At the other end of the Colonial Parkway, 23 miles away, is Yorktown, site of the last significant battle of the American Revolution, in 1781. Yorktown Victory Center makes very effective use of timelines, exhibits, and outdoor living history to depict the lives of ordinary men and women during the Revolutionary War. The Witnesses to Revolution Gallery captures interest with its real war stories. While looking at the 3-D assemblage of mannequins, gun replicas, clothing, and cookery, viewers hear voices of early pioneers, soldiers, and women. Jeremiah Greenman, a Continental soldier from Rhode Island, complains about the deep snow and the constant hunger while Tigoransera, a Mohawk chief, counsels his people to stay out of this white man’s war. (Despite his neutrality, he was captured by the British and died in prison.)
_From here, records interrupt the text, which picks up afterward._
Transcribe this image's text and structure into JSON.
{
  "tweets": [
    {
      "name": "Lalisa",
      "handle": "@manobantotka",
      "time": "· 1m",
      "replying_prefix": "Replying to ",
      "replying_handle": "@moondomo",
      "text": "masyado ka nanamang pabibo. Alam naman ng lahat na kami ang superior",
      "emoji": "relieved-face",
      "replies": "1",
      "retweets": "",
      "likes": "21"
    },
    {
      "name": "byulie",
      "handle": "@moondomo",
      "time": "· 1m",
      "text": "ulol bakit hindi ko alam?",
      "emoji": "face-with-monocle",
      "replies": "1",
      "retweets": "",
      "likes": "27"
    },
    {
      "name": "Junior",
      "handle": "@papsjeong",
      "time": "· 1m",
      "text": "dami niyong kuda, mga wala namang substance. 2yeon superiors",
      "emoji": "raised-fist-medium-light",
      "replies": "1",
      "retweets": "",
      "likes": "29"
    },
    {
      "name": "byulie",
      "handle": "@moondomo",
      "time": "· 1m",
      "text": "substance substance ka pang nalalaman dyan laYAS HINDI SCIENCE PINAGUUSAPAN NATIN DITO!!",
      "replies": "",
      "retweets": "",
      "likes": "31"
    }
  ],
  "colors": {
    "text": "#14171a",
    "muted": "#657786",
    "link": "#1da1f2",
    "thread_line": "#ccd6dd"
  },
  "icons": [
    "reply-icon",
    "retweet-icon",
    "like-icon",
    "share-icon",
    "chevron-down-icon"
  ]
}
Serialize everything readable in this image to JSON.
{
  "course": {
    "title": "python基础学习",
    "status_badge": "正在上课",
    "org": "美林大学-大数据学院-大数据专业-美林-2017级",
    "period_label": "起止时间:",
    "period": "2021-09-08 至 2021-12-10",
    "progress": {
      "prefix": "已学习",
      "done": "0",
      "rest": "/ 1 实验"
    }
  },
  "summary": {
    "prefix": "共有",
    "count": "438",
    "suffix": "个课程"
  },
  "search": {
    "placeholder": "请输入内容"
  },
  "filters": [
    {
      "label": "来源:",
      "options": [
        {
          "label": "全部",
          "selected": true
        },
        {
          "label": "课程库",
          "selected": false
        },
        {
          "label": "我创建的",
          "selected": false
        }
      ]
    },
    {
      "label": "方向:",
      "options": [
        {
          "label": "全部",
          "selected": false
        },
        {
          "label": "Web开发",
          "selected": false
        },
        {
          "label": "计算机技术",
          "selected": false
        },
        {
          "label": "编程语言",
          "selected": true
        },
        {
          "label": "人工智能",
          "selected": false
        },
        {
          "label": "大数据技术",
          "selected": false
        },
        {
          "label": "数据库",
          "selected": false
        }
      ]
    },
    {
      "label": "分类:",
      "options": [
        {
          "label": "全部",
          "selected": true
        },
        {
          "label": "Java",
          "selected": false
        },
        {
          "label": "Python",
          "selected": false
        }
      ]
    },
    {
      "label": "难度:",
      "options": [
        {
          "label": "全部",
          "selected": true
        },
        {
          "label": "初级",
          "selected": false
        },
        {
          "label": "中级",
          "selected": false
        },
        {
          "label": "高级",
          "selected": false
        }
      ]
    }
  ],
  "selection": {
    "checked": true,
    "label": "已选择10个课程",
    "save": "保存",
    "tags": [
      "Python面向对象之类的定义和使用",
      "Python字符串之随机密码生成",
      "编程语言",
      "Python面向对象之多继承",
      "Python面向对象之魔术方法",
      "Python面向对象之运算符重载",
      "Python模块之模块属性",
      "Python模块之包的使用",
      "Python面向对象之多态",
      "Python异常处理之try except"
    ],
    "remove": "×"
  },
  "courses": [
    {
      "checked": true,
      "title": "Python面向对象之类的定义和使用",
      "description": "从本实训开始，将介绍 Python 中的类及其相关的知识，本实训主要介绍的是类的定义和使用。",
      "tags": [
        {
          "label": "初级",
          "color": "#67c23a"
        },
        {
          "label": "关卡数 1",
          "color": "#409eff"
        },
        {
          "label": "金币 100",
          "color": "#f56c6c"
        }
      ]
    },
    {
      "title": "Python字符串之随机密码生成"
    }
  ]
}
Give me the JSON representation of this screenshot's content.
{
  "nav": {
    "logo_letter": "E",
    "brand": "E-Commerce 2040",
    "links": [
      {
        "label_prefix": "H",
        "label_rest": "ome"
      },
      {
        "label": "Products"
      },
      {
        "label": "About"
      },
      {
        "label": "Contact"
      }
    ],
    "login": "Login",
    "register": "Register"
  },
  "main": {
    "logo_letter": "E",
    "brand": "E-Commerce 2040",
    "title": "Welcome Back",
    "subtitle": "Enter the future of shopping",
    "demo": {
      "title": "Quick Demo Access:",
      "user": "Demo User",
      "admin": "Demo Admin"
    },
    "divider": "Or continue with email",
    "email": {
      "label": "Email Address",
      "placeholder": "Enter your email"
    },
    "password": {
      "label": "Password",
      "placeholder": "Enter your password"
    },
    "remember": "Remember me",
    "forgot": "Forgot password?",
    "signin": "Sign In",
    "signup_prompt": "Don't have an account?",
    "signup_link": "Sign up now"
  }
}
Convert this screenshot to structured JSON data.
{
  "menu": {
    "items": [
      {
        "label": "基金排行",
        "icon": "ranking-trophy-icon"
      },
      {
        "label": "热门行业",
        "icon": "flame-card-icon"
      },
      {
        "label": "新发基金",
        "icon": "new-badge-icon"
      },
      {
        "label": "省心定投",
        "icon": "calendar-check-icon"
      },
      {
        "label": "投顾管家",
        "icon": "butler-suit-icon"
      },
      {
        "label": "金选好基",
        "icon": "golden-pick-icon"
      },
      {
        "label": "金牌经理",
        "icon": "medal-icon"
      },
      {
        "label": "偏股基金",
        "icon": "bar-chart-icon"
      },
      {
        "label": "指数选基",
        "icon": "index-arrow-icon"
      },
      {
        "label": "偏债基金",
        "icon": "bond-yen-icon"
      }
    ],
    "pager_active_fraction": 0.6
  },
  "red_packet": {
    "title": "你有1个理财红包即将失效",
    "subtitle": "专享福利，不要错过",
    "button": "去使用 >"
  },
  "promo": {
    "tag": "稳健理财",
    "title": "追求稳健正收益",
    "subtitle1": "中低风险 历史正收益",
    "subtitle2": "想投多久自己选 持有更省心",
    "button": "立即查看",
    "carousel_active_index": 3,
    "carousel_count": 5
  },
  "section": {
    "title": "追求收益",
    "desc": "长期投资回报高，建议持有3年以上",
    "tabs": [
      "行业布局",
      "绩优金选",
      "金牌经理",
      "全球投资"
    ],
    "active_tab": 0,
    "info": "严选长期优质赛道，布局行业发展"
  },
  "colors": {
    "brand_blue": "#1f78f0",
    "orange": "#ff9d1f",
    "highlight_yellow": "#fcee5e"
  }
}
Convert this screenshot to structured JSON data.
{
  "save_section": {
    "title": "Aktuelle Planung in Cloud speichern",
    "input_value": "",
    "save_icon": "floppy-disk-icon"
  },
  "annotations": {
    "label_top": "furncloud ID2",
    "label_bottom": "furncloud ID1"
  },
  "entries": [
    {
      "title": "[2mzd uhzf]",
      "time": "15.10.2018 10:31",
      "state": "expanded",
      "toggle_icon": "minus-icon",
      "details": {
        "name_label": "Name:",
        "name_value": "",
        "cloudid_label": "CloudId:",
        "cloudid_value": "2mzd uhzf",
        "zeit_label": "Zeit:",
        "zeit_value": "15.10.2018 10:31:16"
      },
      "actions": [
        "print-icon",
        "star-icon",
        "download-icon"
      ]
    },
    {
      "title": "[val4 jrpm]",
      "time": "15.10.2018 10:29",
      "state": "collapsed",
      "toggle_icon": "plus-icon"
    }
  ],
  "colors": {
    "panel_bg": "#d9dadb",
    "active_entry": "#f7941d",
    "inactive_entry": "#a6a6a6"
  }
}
An eighteen-minute film, A Time of Revolution, set in an encampment at night during the siege of Yorktown, continues the witnesses theme. Costumed interpreters depict eighteenth-century life in a wartime encampment, complete with musket drills, field medicine, and cooking demonstrations, as well as depicting life on a 1780s Tidewater farm, where kids can lend a hand weeding the garden, breaking flax into fiber for linen, and exploring the farmhouse, kitchen, and tobacco barn.
A Children’s Kaleidoscope discovery room offers children the opportunity to learn about the Revolutionary era with activities such as trying on eighteenth-century clothing, copying from a hornbook, making rubbings of woodcuts, and playing the African game mancala.
Throughout the Victory Center, there are display panels at a child’s eye level asking kids thought-provoking questions about their lives compared to the lives of colonial children. At the re-created encampment, children can ask the camp surgeon about eighteenth-century medical techniques, join a mock military drill, and watch the cannon being fired.
There’s a gift shop, vending-machine refreshments, and outdoor patio seating.